The electric vehicle charging station sector has been booming in France in recent years, driven by public policies in favor of sustainable mobility. With an ambitious target of 400,000 recharging points across the country by 2030, compared with just over 100,000 at present, this fast-growing market raises crucial issues of competition and transparency for consumers.
Widespread pricing opacity denounced
In an opinion published on Tuesday, the French competition authority (Autorité de la Concurrence), which is responsible for ensuring that competition operates smoothly, points the finger at a “particularly high level of pricing opacity” in the market for electric charging stations. According to the institution, consumers face a “major information deficit” when it comes to top-up tariffs, making it virtually impossible to compare prices. The Authority highlights the multiplicity of charging methods offered at the same terminal (with or without subscription, depending on the operator), the various pricing parameters (per minute, per kWh, additional charges), as well as the variables linked to the terminal’s power and the vehicle’s characteristics, all of which contribute to this financial opacity for the user.
Recommendations for restoring transparency
In order to re-establish greater tariff transparency, the key to fair competition, the Autorité de la concurrence has drawn up no fewer than 40 recommendations for public authorities, regulators and industry players. Among its main recommendations, it calls for a single kilowatt-hour (kWh) charge for recharging, and for tariffs to be transmitted and updated in real time in an accessible government database.

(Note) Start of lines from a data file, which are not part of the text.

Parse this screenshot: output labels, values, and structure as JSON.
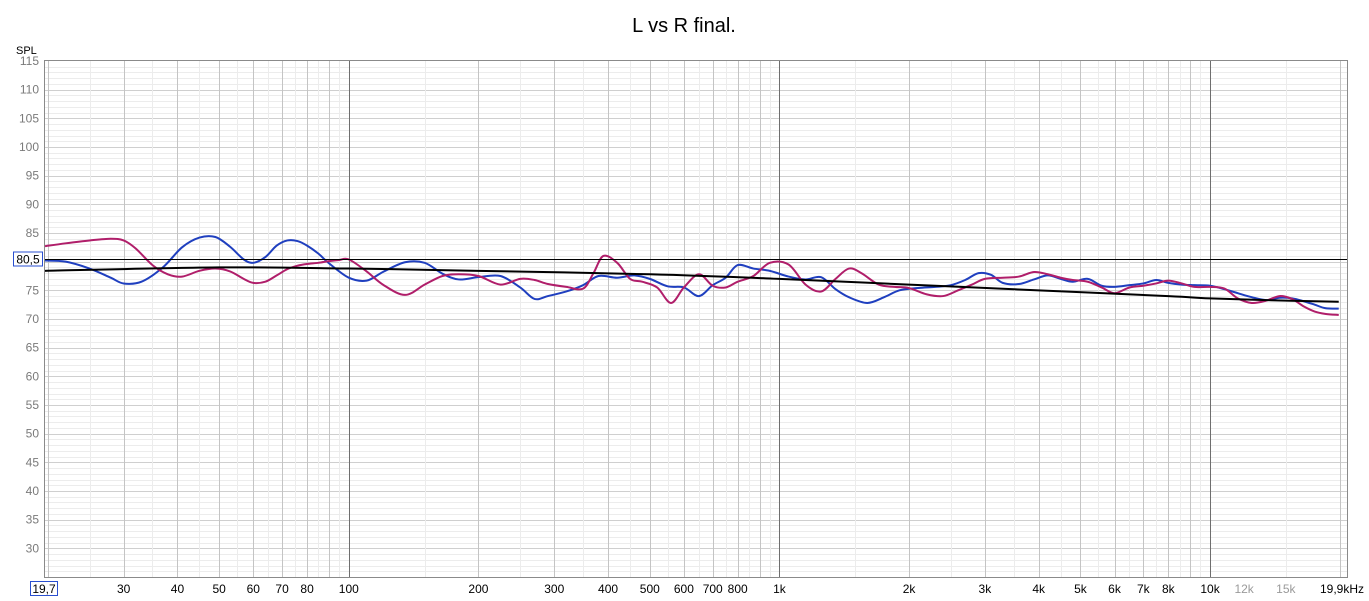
{
  "chart_data": {
    "type": "line",
    "title": "L vs R final.",
    "ylabel": "SPL",
    "xscale": "log",
    "xlim": [
      19.7,
      20800
    ],
    "ylim": [
      25,
      115
    ],
    "grid": true,
    "y_ticks": [
      115,
      110,
      105,
      100,
      95,
      90,
      85,
      80,
      75,
      70,
      65,
      60,
      55,
      50,
      45,
      40,
      35,
      30
    ],
    "x_ticks": [
      {
        "value": 30,
        "label": "30"
      },
      {
        "value": 40,
        "label": "40"
      },
      {
        "value": 50,
        "label": "50"
      },
      {
        "value": 60,
        "label": "60"
      },
      {
        "value": 70,
        "label": "70"
      },
      {
        "value": 80,
        "label": "80"
      },
      {
        "value": 100,
        "label": "100"
      },
      {
        "value": 200,
        "label": "200"
      },
      {
        "value": 300,
        "label": "300"
      },
      {
        "value": 400,
        "label": "400"
      },
      {
        "value": 500,
        "label": "500"
      },
      {
        "value": 600,
        "label": "600"
      },
      {
        "value": 700,
        "label": "700"
      },
      {
        "value": 800,
        "label": "800"
      },
      {
        "value": 1000,
        "label": "1k"
      },
      {
        "value": 2000,
        "label": "2k"
      },
      {
        "value": 3000,
        "label": "3k"
      },
      {
        "value": 4000,
        "label": "4k"
      },
      {
        "value": 5000,
        "label": "5k"
      },
      {
        "value": 6000,
        "label": "6k"
      },
      {
        "value": 7000,
        "label": "7k"
      },
      {
        "value": 8000,
        "label": "8k"
      },
      {
        "value": 10000,
        "label": "10k"
      },
      {
        "value": 12000,
        "label": "12k",
        "dim": true
      },
      {
        "value": 15000,
        "label": "15k",
        "dim": true
      }
    ],
    "x_start_label": "19,7",
    "x_end_label": "19,9kHz",
    "y_marker": {
      "value": 80.5,
      "label": "80,5"
    },
    "series": [
      {
        "color": "#1f3fbf",
        "x": [
          19.7,
          22,
          25,
          28,
          30,
          33,
          37,
          41,
          45,
          49,
          53,
          57,
          60,
          64,
          68,
          72,
          76,
          80,
          85,
          90,
          100,
          110,
          120,
          135,
          150,
          165,
          180,
          200,
          225,
          250,
          270,
          290,
          320,
          350,
          380,
          420,
          460,
          500,
          550,
          600,
          650,
          700,
          750,
          800,
          870,
          950,
          1050,
          1150,
          1250,
          1350,
          1450,
          1600,
          1750,
          1900,
          2100,
          2300,
          2500,
          2700,
          2900,
          3100,
          3300,
          3600,
          3900,
          4200,
          4500,
          4800,
          5200,
          5600,
          6000,
          6500,
          7000,
          7500,
          8000,
          8600,
          9200,
          10000,
          10800,
          11600,
          12500,
          13500,
          14500,
          15500,
          16500,
          17500,
          18500,
          19900
        ],
        "y": [
          80.2,
          80.0,
          78.8,
          77.2,
          76.2,
          76.5,
          79.0,
          82.5,
          84.2,
          84.3,
          82.6,
          80.4,
          79.8,
          80.8,
          82.8,
          83.7,
          83.6,
          82.8,
          81.4,
          79.7,
          77.2,
          76.7,
          78.2,
          79.9,
          79.8,
          77.9,
          76.9,
          77.3,
          77.5,
          75.5,
          73.5,
          74.0,
          74.8,
          75.9,
          77.5,
          77.2,
          77.6,
          77.0,
          75.7,
          75.5,
          74.0,
          75.9,
          77.2,
          79.4,
          78.8,
          78.4,
          77.4,
          76.9,
          77.3,
          75.2,
          73.8,
          72.8,
          73.8,
          75.0,
          75.4,
          75.6,
          75.9,
          76.8,
          78.0,
          77.7,
          76.3,
          76.1,
          76.9,
          77.6,
          77.0,
          76.5,
          77.0,
          75.8,
          75.6,
          75.9,
          76.2,
          76.8,
          76.3,
          76.0,
          75.9,
          75.8,
          75.2,
          74.5,
          73.8,
          73.3,
          73.7,
          73.6,
          73.1,
          72.5,
          71.9,
          71.8
        ]
      },
      {
        "color": "#b01e6a",
        "x": [
          19.7,
          22,
          25,
          28,
          30,
          32,
          35,
          38,
          41,
          45,
          49,
          53,
          57,
          60,
          64,
          68,
          72,
          76,
          80,
          85,
          90,
          95,
          100,
          110,
          120,
          135,
          150,
          165,
          180,
          200,
          225,
          250,
          270,
          290,
          320,
          350,
          370,
          390,
          420,
          450,
          480,
          520,
          560,
          600,
          650,
          700,
          750,
          800,
          870,
          950,
          1050,
          1150,
          1250,
          1350,
          1450,
          1550,
          1700,
          1850,
          2000,
          2200,
          2400,
          2600,
          2800,
          3000,
          3300,
          3600,
          3900,
          4200,
          4500,
          4800,
          5200,
          5600,
          6000,
          6500,
          7000,
          7500,
          8000,
          8600,
          9200,
          10000,
          10800,
          11600,
          12500,
          13500,
          14500,
          15500,
          16500,
          17500,
          18500,
          19900
        ],
        "y": [
          82.7,
          83.2,
          83.7,
          84.0,
          83.7,
          82.3,
          79.4,
          77.8,
          77.4,
          78.4,
          78.8,
          78.3,
          77.0,
          76.3,
          76.5,
          77.6,
          78.7,
          79.3,
          79.6,
          79.8,
          80.1,
          80.3,
          80.4,
          78.3,
          76.0,
          74.2,
          76.0,
          77.5,
          77.8,
          77.5,
          76.0,
          77.0,
          76.8,
          76.1,
          75.6,
          75.3,
          78.0,
          81.0,
          79.8,
          77.0,
          76.5,
          75.5,
          72.8,
          75.5,
          77.8,
          75.8,
          75.5,
          76.5,
          77.5,
          79.8,
          79.5,
          76.0,
          74.8,
          77.0,
          78.8,
          78.0,
          76.0,
          75.6,
          75.4,
          74.3,
          74.0,
          75.0,
          76.0,
          77.0,
          77.2,
          77.4,
          78.2,
          77.8,
          77.2,
          76.8,
          76.5,
          75.5,
          74.5,
          75.5,
          75.8,
          76.2,
          76.7,
          76.2,
          75.6,
          75.6,
          75.3,
          73.6,
          72.8,
          73.2,
          74.0,
          73.5,
          72.2,
          71.3,
          70.9,
          70.7
        ]
      },
      {
        "color": "#000000",
        "x": [
          19.7,
          50,
          100,
          200,
          500,
          1000,
          2000,
          4000,
          8000,
          10000,
          15000,
          19900
        ],
        "y": [
          78.4,
          79.0,
          78.8,
          78.4,
          77.8,
          77.0,
          76.0,
          75.0,
          74.0,
          73.6,
          73.2,
          73.0
        ]
      }
    ]
  }
}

The Authority also suggests rapidly experimenting with the display of refueling prices upstream of stations and at main freeway entrances, along the lines of what is done for traditional fuels.
Consumer information is of paramount importance
Although increased tariff transparency could theoretically increase the risk of anti-competitive practices such as price collusion between operators, the French Competition Authority believes that consumer information must take precedence in this emerging sector.
It therefore recommends that, at the end of each recharging session, terminal operators be obliged to display instantly and clearly the price actually paid by the electric vehicle user directly on the terminal.
For the Autorité, these measures in favor of greater transparency are essential to “restore consumer confidence” and promote the healthy development of this strategic market for the energy transition.